Die von der Klägerin dargelegte Lesart des Vermerks dahingehend, eine Durchsicht könne sich auch auf grammatikalische Fehler oder Tippfehler beziehen, verkürzt zu Unrecht den der gewählten Formulierung aus objektiver Sicht einer vernünftigen Partei zugrunde zu legenden Inhalt. Unabhängig davon rechtfertigt ein Verstoß gegen die o.g. Pflichten gemäß § 407a Abs. 3 ZPO keinen Befangenheitsantrag. Benennt ein Sachverständiger eine zur Gutachtenerstattung hinzugezogene Person oder den Umfang ihrer Tätigkeit nicht, kann dies zwar Zweifel an seiner Eignung wecken. Da durch eine fehlende Eignung beide Parteien aber gleichermaßen benachteiligt sind, rechtfertigt der prozessuale Verstoß aus der Sicht der Partei nicht das subjektive Misstrauen gegen die Unparteilichkeit des Sachverständigen.
Anmerkung
Der Senat weist in seinem Beschluss ebenfalls darauf hin, dass mangelnde Sachkunde des Sachverständigen grundsätzlich keinen Schluss auf dessen Unparteilichkeit zulässt. Ein etwaiger Mangel der Sachkunde des Sachverständigen begründet die Besorgnis der Befangenheit deshalb nicht, weil auch insoweit die Unparteilichkeit des Sachverständigen nicht betroffen ist. Einer mangelnden Sachkunde des Sachverständigen sehen sich vielmehr beide Parteien ausgesetzt. Das Prozessrecht gibt in den §§ 411, 412 ZPO dem Gericht und den Parteien ausreichende Mittel an die Hand, solche Mängel zu beseitigen und auf ein Gutachten hinzuwirken, das als Grundlage für die gerichtliche Entscheidung geeignet ist.

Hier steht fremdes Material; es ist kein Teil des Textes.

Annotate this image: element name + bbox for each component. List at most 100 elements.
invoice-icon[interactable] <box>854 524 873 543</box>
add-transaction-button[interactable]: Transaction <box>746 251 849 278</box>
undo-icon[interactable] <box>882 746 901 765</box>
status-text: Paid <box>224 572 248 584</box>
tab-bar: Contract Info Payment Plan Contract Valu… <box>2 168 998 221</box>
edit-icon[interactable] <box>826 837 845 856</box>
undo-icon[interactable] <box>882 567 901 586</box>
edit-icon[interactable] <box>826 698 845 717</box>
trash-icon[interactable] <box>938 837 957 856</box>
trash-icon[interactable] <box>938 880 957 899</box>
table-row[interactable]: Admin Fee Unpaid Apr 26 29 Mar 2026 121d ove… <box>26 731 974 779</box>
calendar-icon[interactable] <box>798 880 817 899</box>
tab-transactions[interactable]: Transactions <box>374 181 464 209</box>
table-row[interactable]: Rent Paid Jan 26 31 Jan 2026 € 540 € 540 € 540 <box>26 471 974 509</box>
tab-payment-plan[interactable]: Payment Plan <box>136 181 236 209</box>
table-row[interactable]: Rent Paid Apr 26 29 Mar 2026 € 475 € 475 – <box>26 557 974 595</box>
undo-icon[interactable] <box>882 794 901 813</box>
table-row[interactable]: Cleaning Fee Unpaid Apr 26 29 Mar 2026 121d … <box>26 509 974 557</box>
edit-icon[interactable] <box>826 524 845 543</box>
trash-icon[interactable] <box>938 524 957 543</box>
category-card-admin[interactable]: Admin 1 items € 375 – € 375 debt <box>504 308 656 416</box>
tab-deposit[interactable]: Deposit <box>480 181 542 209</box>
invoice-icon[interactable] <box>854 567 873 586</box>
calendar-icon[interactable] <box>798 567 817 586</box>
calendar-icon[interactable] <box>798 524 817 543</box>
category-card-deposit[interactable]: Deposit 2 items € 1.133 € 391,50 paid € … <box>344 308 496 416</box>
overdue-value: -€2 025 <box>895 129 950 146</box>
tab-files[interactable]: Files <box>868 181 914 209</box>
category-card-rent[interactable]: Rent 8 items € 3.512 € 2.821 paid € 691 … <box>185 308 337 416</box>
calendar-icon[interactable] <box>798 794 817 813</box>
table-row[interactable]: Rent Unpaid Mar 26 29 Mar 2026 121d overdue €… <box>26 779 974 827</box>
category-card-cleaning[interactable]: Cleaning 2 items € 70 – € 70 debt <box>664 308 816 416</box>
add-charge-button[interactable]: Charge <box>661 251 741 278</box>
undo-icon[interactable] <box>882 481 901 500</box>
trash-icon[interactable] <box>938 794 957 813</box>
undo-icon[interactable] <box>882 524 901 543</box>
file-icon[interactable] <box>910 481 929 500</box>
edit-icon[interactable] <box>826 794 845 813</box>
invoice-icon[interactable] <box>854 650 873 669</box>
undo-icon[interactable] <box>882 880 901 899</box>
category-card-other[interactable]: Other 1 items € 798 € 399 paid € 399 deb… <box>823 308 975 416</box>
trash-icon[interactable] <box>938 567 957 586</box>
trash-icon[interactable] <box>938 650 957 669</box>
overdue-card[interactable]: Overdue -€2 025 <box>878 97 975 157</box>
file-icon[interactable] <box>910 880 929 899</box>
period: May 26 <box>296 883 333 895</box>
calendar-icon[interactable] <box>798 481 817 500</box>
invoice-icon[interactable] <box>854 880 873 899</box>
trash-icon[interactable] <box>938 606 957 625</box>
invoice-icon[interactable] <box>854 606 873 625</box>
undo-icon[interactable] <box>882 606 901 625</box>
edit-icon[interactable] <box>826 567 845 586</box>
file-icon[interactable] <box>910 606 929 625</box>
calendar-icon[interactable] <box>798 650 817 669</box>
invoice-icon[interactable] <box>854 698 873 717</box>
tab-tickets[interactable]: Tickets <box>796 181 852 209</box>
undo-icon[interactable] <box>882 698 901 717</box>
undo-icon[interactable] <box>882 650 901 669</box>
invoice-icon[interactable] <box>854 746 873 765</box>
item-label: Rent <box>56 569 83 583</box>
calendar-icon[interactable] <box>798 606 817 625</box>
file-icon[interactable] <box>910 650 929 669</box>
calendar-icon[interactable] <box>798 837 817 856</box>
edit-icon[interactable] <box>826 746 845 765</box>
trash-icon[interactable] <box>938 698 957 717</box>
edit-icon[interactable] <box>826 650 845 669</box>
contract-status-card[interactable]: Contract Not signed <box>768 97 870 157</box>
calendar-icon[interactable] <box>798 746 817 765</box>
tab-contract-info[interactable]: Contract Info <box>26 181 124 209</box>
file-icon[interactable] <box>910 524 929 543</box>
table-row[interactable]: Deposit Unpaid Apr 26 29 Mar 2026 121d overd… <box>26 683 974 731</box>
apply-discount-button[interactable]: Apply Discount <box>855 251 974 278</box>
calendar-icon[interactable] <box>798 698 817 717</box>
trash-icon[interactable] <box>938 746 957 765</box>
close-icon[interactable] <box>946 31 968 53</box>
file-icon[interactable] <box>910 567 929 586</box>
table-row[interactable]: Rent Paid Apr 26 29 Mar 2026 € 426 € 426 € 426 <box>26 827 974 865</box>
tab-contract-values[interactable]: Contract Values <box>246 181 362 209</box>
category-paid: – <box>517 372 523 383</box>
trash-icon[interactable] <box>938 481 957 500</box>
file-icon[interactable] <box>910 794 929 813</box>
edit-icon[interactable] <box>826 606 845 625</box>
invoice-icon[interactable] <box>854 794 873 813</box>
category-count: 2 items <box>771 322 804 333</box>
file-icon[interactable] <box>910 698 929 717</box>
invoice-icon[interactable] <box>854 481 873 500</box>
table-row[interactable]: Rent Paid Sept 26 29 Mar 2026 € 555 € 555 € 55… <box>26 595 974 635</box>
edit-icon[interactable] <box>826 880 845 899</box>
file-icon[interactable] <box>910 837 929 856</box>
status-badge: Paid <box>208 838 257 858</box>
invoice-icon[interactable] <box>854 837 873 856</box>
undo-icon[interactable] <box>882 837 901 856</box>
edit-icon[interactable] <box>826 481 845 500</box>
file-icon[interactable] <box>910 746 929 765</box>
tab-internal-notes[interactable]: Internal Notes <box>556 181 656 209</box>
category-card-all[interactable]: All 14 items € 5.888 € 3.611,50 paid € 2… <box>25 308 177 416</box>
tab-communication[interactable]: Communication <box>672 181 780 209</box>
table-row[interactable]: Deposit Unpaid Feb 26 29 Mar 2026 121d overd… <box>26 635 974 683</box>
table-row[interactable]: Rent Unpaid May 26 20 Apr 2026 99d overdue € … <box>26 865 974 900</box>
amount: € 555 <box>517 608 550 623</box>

Im Übrigen hatte die Klägerin ihr hiesiges Ablehnungsgesuch auch noch darauf gestützt, dass die Sachverständige zeitgleich wie die Beklagte zu 1) an der gleichen Universität studiert und promoviert hätte. Unabhängig davon, dass eine Behauptung von einem zeitgleichen Studium nebst Promotion an der gleichen Universität allein nicht per se für ein besonderes Näheverhältnis eines Sachverständigen zu einer gegnerischen Prozesspartei spricht, muss die Prozesspartei, die ihren Ablehnungsantrag genau darauf stützen will, dass der Sachverständige ein vermeintliches Näheverhältnis zu einer Prozesspartei nicht offengelegt hätte, ihr Ablehnungsgesuch unverzüglich nach eigener Kenntnis bzw. nach Ablauf des Zeitraums erheben, in dem der Sachverständige zur Mitteilung desselben gem. § 407a Abs. 2 Satz 2 ZPO verpflichtet gewesen wäre.